Les demandes de M. X se rapportent à une créance de rémunération dont il n’a pu, en l’absence d’exécution par l’éditeur de son obligation de reddition des comptes, déterminer le montant exact ni vérifier que les règlements qu’il a perçu à ce titre ont été conformes aux stipulations contractuelles.

Il est disposé à l’article 2224 du code civil que Les actions personnelles ou mobilières se prescrivent par cinq ans à compter du jour où le titulaire d’un droit a connu ou aurait dû connaître les faits lui permettant de l’exercer et à l’article 2233 du même code que La prescription ne court pas : 1° A l’égard d’une créance qui dépend d’une condition, jusqu’à ce que la condition arrive (…)

Il suit de ces dispositions que la prescription quinquennale ne court pas lorsque la créance, même périodique, dépend d’éléments qui ne sont pas connus du créancier et doivent résulter de déclarations que le débiteur est tenu de faire.

Il n’est pas montré par la société L’étudiant que les règlements effectués à M. X en 2012 et 2013 au titre de sa rémunération afférente aux contrats de 2010 et 2011 ont été accompagnés d’une reddition des comptes justifiant au créancier de l’application du mode de calcul (assiette et taux) convenu entre les parties aux termes des stipulations contractuelles. La demande de M. X en paiement d’un surplus de rémunération de 4.018,52 euros au titre des contrats de 2010 et 2011 n’est pas prescrite, celui-ci n’ayant découvert qu’en mai 2019 que le mode de calcul appliqué pour fixer cette rémunération et déterminer le montant des règlements qui lui ont été versés en 2012 et 2013 pour paiement de cette rémunération était erroné.

L’ordonnance du juge de la mise en état est ainsi infirmée en ce qu’elle a déclaré prescrite la demande de M. X de ce chef.

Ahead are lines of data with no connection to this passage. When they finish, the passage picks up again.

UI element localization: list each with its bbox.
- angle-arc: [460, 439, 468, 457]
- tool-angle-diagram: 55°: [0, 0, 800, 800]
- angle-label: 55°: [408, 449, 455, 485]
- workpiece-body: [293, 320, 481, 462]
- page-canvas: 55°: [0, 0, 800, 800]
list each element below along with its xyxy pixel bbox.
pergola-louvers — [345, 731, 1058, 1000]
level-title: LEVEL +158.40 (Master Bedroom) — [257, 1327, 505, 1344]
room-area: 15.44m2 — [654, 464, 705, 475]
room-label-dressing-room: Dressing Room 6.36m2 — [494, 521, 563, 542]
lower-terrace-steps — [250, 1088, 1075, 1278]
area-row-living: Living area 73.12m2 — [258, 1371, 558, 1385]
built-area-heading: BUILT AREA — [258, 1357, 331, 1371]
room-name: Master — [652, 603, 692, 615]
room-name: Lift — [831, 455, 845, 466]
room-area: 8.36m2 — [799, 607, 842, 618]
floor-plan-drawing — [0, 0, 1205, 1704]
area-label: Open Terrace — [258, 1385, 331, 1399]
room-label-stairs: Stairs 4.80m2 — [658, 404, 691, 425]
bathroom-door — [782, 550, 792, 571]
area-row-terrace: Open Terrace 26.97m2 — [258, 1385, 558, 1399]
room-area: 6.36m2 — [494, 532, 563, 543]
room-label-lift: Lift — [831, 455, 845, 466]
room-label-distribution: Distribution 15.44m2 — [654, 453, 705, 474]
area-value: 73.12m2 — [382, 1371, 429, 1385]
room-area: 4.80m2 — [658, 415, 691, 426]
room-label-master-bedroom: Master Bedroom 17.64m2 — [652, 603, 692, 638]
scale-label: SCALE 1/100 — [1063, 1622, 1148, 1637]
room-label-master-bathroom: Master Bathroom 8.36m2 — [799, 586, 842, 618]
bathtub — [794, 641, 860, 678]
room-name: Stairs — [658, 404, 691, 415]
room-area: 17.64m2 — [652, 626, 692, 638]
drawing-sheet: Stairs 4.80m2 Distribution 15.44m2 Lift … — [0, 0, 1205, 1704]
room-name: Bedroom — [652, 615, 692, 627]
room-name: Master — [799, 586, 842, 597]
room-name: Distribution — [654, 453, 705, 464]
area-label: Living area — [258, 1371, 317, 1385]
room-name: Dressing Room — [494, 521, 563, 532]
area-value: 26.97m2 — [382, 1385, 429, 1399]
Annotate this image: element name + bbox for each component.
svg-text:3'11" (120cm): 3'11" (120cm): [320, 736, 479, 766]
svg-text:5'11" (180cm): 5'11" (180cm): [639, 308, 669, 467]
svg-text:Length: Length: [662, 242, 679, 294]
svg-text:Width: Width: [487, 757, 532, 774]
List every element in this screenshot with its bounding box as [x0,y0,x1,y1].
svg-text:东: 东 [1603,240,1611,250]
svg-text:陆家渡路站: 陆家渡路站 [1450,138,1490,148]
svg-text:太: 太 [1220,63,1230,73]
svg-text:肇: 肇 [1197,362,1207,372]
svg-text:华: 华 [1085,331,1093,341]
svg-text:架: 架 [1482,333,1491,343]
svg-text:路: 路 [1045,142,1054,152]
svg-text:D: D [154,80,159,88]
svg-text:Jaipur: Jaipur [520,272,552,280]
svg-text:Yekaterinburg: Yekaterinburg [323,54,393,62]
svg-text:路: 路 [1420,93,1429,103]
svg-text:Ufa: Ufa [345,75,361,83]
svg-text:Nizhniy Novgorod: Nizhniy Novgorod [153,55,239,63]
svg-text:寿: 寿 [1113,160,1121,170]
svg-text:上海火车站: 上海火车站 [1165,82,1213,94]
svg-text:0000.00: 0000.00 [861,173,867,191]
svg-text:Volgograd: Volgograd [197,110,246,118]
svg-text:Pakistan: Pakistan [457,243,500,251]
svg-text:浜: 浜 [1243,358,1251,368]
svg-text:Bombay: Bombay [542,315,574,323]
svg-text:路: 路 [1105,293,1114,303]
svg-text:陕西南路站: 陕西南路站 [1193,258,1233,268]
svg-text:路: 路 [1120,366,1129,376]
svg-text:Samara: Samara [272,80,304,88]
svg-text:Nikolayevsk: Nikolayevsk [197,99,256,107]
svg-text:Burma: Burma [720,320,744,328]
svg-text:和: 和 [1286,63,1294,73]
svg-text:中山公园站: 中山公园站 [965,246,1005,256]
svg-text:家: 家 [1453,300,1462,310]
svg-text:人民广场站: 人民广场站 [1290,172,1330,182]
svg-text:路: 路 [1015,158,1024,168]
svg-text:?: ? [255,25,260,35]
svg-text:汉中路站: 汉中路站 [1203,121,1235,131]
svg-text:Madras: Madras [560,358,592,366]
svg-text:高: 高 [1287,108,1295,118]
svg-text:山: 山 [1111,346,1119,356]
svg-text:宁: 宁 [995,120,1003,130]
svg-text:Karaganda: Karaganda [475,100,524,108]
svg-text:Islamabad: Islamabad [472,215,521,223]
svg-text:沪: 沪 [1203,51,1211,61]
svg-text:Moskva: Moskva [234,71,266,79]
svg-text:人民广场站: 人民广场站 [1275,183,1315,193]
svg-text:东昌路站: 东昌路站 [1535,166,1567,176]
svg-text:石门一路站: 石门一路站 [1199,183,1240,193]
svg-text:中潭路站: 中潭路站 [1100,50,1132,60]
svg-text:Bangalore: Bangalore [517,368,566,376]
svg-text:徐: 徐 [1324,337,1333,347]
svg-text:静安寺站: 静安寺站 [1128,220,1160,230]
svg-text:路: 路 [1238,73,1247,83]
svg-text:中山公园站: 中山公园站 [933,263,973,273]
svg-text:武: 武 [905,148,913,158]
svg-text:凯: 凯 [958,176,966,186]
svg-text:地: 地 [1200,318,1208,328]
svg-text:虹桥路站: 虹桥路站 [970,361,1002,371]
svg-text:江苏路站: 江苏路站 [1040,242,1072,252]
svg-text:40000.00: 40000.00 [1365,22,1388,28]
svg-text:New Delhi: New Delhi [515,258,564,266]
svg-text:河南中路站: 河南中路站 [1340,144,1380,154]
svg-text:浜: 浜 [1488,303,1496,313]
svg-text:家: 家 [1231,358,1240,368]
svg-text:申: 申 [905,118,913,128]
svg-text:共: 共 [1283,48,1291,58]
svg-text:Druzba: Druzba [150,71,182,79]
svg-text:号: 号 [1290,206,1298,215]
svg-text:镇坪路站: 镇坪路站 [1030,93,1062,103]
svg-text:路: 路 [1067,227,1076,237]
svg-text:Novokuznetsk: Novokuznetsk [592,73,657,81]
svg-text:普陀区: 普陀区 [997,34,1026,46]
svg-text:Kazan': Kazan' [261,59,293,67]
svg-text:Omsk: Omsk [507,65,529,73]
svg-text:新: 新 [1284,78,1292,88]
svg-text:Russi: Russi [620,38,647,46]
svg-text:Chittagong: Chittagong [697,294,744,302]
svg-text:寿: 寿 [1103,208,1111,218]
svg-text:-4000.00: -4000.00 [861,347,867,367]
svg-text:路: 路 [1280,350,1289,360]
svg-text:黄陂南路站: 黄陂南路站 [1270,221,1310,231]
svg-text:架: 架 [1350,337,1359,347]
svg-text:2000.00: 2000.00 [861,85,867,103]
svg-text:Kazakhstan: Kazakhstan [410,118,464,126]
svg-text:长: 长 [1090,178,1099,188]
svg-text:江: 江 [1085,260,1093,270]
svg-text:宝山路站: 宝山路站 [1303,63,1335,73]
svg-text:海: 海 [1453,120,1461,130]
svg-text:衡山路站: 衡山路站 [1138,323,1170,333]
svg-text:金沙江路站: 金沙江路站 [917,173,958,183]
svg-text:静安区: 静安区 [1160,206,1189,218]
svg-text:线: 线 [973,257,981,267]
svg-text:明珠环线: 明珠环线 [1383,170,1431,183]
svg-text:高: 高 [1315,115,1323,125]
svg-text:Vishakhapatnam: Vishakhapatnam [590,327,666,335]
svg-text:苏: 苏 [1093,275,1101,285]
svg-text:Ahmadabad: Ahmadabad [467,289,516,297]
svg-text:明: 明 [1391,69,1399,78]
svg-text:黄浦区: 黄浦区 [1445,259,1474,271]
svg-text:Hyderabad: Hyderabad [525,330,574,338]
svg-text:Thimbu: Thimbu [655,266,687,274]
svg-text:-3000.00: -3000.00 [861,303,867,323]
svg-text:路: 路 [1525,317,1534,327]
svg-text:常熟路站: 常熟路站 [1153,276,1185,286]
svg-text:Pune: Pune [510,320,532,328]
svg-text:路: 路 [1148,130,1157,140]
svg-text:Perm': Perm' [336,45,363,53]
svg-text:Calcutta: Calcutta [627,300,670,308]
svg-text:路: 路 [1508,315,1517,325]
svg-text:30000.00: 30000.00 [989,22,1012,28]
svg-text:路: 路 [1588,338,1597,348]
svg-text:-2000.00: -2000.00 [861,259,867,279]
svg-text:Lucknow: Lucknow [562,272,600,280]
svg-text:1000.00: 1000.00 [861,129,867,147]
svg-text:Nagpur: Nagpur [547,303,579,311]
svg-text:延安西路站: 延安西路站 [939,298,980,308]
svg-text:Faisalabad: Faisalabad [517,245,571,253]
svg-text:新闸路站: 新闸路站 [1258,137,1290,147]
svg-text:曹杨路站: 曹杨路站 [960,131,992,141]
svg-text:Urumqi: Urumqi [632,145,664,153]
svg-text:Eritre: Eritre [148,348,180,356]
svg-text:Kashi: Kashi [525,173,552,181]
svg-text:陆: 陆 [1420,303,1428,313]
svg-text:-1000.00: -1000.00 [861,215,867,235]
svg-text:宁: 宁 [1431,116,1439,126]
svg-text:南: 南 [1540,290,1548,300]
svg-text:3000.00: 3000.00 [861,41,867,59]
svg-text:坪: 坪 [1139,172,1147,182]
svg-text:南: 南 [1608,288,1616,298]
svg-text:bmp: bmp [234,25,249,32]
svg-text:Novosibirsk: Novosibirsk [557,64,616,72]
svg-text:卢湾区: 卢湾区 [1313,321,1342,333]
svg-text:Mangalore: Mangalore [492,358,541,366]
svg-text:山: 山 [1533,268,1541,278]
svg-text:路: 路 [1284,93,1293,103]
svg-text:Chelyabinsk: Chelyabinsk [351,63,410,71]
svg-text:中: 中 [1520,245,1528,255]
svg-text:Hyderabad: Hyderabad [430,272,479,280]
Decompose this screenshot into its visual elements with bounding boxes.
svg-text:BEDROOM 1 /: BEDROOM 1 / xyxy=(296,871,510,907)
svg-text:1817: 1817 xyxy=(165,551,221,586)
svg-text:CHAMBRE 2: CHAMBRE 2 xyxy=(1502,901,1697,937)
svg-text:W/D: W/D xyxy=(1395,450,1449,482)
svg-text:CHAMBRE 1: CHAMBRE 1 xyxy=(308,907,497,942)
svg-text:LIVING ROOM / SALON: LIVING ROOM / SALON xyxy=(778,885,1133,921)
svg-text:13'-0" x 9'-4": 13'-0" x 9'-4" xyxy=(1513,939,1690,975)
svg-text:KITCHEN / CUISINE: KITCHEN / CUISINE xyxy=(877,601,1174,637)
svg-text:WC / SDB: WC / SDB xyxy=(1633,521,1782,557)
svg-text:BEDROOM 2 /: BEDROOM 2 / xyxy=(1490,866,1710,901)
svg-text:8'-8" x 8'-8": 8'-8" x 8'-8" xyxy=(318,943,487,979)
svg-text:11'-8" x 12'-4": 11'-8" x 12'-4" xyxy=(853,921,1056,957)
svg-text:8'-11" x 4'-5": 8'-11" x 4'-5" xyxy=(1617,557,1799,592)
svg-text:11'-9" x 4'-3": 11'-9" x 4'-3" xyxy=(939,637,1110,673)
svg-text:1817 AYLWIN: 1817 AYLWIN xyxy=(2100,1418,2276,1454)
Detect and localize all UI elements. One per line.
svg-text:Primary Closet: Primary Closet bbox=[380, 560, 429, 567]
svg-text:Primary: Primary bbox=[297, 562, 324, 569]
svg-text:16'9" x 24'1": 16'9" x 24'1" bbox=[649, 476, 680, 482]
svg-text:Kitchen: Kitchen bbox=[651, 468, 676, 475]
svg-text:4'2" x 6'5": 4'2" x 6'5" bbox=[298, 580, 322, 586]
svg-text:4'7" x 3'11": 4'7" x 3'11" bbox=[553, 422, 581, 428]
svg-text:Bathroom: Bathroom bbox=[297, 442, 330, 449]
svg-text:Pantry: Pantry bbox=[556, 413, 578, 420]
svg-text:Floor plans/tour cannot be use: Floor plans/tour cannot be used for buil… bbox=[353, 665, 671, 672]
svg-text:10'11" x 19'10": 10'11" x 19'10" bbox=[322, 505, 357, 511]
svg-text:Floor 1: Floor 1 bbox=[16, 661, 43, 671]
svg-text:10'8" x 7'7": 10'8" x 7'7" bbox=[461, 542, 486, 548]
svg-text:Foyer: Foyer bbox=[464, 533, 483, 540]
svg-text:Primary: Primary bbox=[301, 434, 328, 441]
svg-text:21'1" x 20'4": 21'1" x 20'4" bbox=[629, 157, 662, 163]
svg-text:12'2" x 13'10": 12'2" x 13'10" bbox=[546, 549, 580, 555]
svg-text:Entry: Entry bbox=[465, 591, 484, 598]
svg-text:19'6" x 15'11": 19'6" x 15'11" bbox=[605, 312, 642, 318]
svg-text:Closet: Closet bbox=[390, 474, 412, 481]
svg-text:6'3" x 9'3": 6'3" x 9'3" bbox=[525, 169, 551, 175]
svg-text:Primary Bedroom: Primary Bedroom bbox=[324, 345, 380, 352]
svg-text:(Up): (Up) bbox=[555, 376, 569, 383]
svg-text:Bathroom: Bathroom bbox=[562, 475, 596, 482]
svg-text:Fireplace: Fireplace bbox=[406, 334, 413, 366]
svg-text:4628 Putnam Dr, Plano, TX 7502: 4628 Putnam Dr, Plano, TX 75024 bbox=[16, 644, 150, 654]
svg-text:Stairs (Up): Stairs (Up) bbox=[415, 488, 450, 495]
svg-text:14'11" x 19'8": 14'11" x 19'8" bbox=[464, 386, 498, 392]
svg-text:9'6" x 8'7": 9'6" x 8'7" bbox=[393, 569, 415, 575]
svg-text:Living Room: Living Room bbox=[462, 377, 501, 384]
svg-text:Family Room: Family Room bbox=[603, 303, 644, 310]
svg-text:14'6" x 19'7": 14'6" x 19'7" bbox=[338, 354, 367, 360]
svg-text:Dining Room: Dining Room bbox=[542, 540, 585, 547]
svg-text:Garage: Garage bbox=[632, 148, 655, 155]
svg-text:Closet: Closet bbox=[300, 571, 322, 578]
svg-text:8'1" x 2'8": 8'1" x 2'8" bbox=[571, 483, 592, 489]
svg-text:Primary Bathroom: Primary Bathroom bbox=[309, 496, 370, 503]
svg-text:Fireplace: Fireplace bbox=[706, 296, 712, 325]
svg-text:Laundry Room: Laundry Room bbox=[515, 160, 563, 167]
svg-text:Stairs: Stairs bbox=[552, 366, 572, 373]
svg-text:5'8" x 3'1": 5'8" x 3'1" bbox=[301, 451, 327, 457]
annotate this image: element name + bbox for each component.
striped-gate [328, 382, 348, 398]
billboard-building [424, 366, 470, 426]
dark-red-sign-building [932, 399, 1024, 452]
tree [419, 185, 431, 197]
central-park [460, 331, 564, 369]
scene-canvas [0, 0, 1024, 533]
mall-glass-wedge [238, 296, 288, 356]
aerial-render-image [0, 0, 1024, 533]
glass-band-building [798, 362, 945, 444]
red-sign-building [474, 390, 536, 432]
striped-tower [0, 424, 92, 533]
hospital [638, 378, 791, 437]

La demande se rapportant aux contrats de 2012 et 2013 n’est pas davantage prescrite dès lors que la reddition des comptes afférente à ces contrats n’a pas été effectuée et qu’il n’est pas contesté que la société L’étudiant, ainsi qu’il est relevé dans le courrier qui lui a été adressé le 19 juin 2019, n’a pas communiqué, ainsi qu’elle s’y était engagée par les contrats, le chiffre d’affaires des ventes de l’agenda entre 2011 et 2013, ne mettant pas en mesure M. X de vérifier que les sommes qui lui ont été versées au titre de sa rémunération sont conformes au montant qui lui est dû selon les stipulations contractuelles.

L’ordonnance du juge de la mise en état est ainsi confirmée en ce qu’elle a rejeté le moyen tiré de la prescription, opposé à cette demande.

L’équité commande de condamner la société L’étudiant à verser à M. X la somme de 4.000 euros au titre des frais irrépétibles d’appel et de la débouter de sa demande à ce même titre.

Succombant à l’appel, la société L’étudiant en supportera les dépens.

PAR CES MOTIFS :

Infirme l’ordonnance déférée en ce qu’elle déclare prescrites les demandes formées au titre des rémunérations se rapportant aux contrats de 2010 et de 2011,

Statuant à nouveau,

Rejette le moyen tiré de la prescription de la demande en paiement de la somme de 4.018,52 euros au titre des contrats de 2010 et 2011,

Confirme pour le surplus,

Ajoutant,

Condamne la société L’étudiant à verser à M. X la somme de 4.000 euros au titre des frais irrépétibles d’appel et la déboute de sa demande à ce même titre,

Condamne la société L’étudiant aux dépens d’appel.